Contenu du budget
Contenu de la loi
de finance
L’article 34 de la LOLF prévoit que le projet se compose de deux parties.
Division de la
loi de finances
La première partie est relative aux
« Conditions générales de l’équilibre financier », qui repose sur la perception des ressources de l’Etat,
relative à l’équilibre budgétaire, et des impositions de toute nature. Les
ressources destinées à l’Etat ou aux collectivités locales sont prises en
compte, les plafonds des dépenses du budget sont fixés ; les données générale
de l’équilibre budgétaire sont mises en place. Les ressources fiscales et non
fiscales sont appréciées ; le solde général est établi en fonction des
recettes et des dépenses ; le plafond autorisé des emplois rémunérés par
l’Etat est fixé. Aussi, les modalités selon lesquelles les surplus seront
réattribués devront être fixées.
La deuxième partie établit le budget
général, fixant par mission le montant des autorisations d’engagement et des
crédits de paiement. Intitulée « Moyens des politiques publiques et
dispositions spéciales », elle met en place les dispositions générales
relatives au budget, comme les garanties accordées au contribuable, ou encore le
bouclier fiscal. Elle contient également les plafonds d’autorisation d’emplois.
La présentation en deux parties a
donc été conservée par la LOLF, mais des dispositions viennent s’y ajouter, limitant le conformisme global. Les deux parties
sont donc complétées par les
« Etats législatifs annexés », établissant les dispositions de la loi
de finances. L’Etat A « Voie et moyens » détaille les recettes
provenant notamment du budget général, ou encore des budgets annexes. L’Etat B
répartit les crédits en autorisation d’engagement et crédits de paiement entre
les missions des budgets général et annexes, et les comptes d’affectation
spéciale et les comptes de concours financiers. L’Etat C donne les plafonds des
autorisations d’emplois exprimé en travail à plein temps.
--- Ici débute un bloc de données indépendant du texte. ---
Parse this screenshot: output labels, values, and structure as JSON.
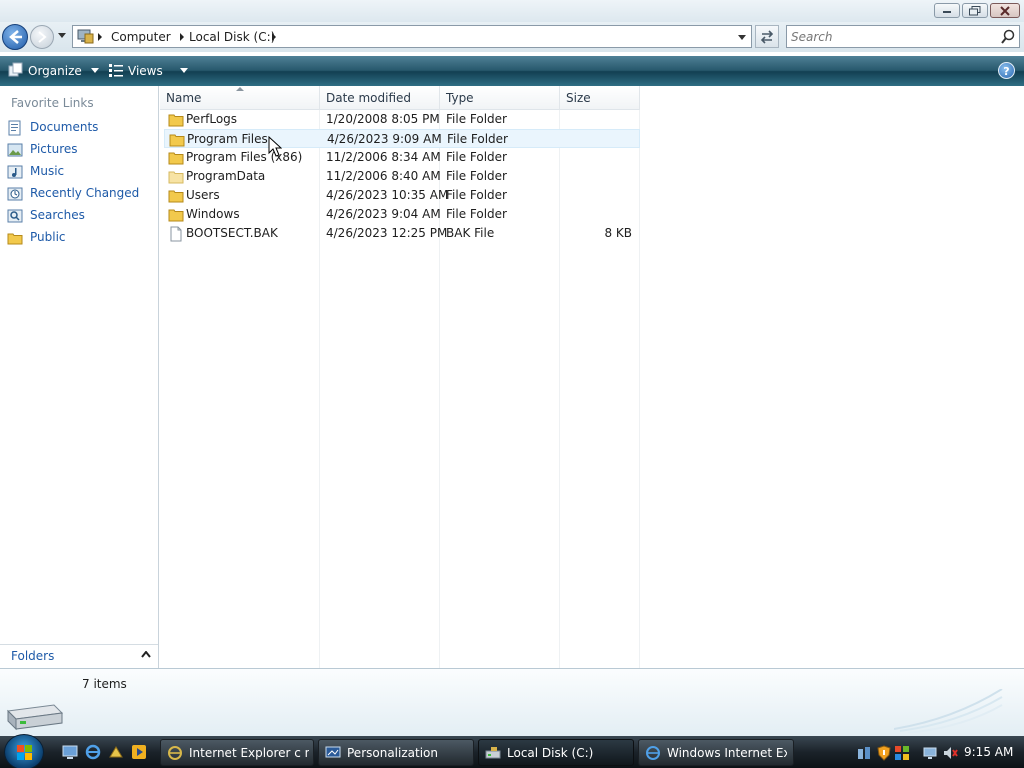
{
  "window": {
    "buttons": {
      "minimize": "minimize",
      "maximize": "maximize",
      "close": "close"
    }
  },
  "address": {
    "breadcrumbs": [
      "Computer",
      "Local Disk (C:)"
    ],
    "search_placeholder": "Search"
  },
  "toolbar": {
    "organize_label": "Organize",
    "views_label": "Views",
    "help_label": "?"
  },
  "navpane": {
    "header": "Favorite Links",
    "items": [
      {
        "label": "Documents",
        "icon": "documents-icon"
      },
      {
        "label": "Pictures",
        "icon": "pictures-icon"
      },
      {
        "label": "Music",
        "icon": "music-icon"
      },
      {
        "label": "Recently Changed",
        "icon": "recently-changed-icon"
      },
      {
        "label": "Searches",
        "icon": "searches-icon"
      },
      {
        "label": "Public",
        "icon": "public-folder-icon"
      }
    ],
    "folders_label": "Folders"
  },
  "files": {
    "columns": [
      "Name",
      "Date modified",
      "Type",
      "Size"
    ],
    "rows": [
      {
        "name": "PerfLogs",
        "date": "1/20/2008 8:05 PM",
        "type": "File Folder",
        "size": ""
      },
      {
        "name": "Program Files",
        "date": "4/26/2023 9:09 AM",
        "type": "File Folder",
        "size": ""
      },
      {
        "name": "Program Files (x86)",
        "date": "11/2/2006 8:34 AM",
        "type": "File Folder",
        "size": ""
      },
      {
        "name": "ProgramData",
        "date": "11/2/2006 8:40 AM",
        "type": "File Folder",
        "size": ""
      },
      {
        "name": "Users",
        "date": "4/26/2023 10:35 AM",
        "type": "File Folder",
        "size": ""
      },
      {
        "name": "Windows",
        "date": "4/26/2023 9:04 AM",
        "type": "File Folder",
        "size": ""
      },
      {
        "name": "BOOTSECT.BAK",
        "date": "4/26/2023 12:25 PM",
        "type": "BAK File",
        "size": "8 KB"
      }
    ]
  },
  "details": {
    "item_count": "7 items"
  },
  "taskbar": {
    "tasks": [
      {
        "label": "Internet Explorer c n...",
        "icon": "ie-icon"
      },
      {
        "label": "Personalization",
        "icon": "personalization-icon"
      },
      {
        "label": "Local Disk (C:)",
        "icon": "local-disk-icon"
      },
      {
        "label": "Windows Internet Ex...",
        "icon": "ie-icon"
      }
    ],
    "clock": "9:15 AM"
  },
  "colors": {
    "link": "#1e5aa8",
    "toolbar": "#27586c",
    "taskbar": "#1b232a"
  }
}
Enfin, l’Etat D
répartit les autorisations de découvert des comptes de commerce et des comptes
d’opérations monétaires.
Des documents annexes sont également
introduits. Ils comprennent notamment un rapport économique, social et
financier qui permet d’appréhender la situation actuelle (prévision
économique), ainsi que des annexes explicatives (« bleus
budgétaire ») comprenant les projets annuel de performance. D’autres
annexes, comme les « jaunes budgétaires » y sont inclues ;
ceux-ci ne seront pas tous délivrés en même temps que le projet de loi de
finances. Certains documents sont soumis au délai de dépôt de la loi de
finances ; il s’agit du rapport sur l’évaluation des voies et moyens
(prévision de recettes nécessaire pour mener à bien l’exécution du budget) ou
du rapport sur la situation et les perspectives économiques, sociales et financières
de la Nation (stratégie des finances publiques sur plusieurs années).
Contenu du budget
Le budget regroupe le budget général,
les budgets annexes, ainsi que les comptes spéciaux.
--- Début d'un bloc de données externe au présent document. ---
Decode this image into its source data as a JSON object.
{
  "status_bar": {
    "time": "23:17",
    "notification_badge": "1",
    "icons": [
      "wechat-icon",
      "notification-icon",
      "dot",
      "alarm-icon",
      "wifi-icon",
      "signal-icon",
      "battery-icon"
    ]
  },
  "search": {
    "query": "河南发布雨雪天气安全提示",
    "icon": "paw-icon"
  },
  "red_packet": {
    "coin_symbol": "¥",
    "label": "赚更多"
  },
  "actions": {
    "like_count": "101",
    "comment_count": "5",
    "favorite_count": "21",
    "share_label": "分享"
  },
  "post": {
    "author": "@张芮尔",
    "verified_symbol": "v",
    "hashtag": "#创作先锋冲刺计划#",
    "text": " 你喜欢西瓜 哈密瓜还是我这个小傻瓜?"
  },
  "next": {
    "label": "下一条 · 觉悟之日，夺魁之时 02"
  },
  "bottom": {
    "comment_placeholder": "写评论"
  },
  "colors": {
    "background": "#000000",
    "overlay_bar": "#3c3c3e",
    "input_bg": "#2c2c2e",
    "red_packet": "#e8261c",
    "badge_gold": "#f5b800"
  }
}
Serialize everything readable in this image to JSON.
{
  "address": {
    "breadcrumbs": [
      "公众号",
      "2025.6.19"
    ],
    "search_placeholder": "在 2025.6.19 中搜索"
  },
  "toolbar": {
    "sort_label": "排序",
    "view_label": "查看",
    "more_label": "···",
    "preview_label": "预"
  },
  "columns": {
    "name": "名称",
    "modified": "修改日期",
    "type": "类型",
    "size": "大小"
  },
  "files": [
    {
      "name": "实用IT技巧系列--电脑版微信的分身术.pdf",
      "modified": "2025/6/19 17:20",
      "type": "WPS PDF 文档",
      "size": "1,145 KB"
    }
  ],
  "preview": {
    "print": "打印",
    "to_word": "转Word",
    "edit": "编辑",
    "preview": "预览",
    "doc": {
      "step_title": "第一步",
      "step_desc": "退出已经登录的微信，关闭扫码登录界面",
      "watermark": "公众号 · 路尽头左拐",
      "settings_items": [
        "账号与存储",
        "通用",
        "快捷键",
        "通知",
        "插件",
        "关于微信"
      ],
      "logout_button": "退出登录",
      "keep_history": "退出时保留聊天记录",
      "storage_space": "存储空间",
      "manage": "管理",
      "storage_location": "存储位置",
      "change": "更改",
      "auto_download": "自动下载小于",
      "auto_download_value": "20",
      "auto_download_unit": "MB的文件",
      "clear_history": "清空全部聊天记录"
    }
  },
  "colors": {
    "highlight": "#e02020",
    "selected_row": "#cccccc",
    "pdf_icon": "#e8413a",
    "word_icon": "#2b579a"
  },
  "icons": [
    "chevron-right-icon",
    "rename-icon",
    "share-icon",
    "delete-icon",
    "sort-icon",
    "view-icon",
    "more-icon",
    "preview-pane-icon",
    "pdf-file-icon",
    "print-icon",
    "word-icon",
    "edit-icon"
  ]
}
Le budget général comprend les
charges budgétaires regroupées en 7 titres : dotations des pouvoirs
publics, dépenses d’intervention, charges de la dette de l’Etat, dépenses
d’opérations financières, dépenses de personnel, dépenses de fonctionnement,
dépenses d’investissement.
Les budgets annexes ont été étudiés
dans le cadre du principe d’unité budgétaire.
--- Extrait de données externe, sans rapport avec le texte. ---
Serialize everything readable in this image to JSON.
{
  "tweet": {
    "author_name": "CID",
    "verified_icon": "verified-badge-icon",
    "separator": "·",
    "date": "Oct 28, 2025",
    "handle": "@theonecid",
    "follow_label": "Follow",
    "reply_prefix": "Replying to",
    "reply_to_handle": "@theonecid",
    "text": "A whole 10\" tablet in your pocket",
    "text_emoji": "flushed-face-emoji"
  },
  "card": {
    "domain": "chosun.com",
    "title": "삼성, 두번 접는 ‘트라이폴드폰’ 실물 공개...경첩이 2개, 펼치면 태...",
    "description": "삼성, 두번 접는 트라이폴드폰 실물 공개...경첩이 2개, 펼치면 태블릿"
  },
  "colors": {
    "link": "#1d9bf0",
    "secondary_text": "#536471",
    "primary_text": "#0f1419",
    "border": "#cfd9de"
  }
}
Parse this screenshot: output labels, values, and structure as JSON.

Les comptes spéciaux, auparavant
considérés comme simplement les dépenses de caractère temporaire, sont
désormais regroupés en 4 catégories que sont :
-
Les
comptes de commerce : il s’agit des opérations de caractère industriel et
commercial effectué à titre accessoire par les services de l’Etat non dotés de
la personnalité morale.
-
Les
comptes d’affectation spéciale : il s’agit des opérations budgétaires
financées par des recettes qui ont été affectées aux dépenses (c’est par exemple
le cas des comptes cinéma, audiovisuel et expression radiophonique locale).
-
Les
comptes de concours financiers : il s’agit des prêts et avances consenties
par l’Etat, qui sont dotés de crédits limitatifs (sauf pour les « comptes
ouverts au profit des Etats étrangers et des banques centrales liées à la
France par un accord monétaire international », qui ont des crédits
évaluatifs).
-
Comptes
d’opération monétaire : il s’agit des recettes et dépenses de caractère
monétaire.
Les comptes spéciaux dérogent à la règle de non affectation
des recettes aux dépenses. Pour cela, ils ne sont crées que sur autorisation,
présente dans la loi de finances.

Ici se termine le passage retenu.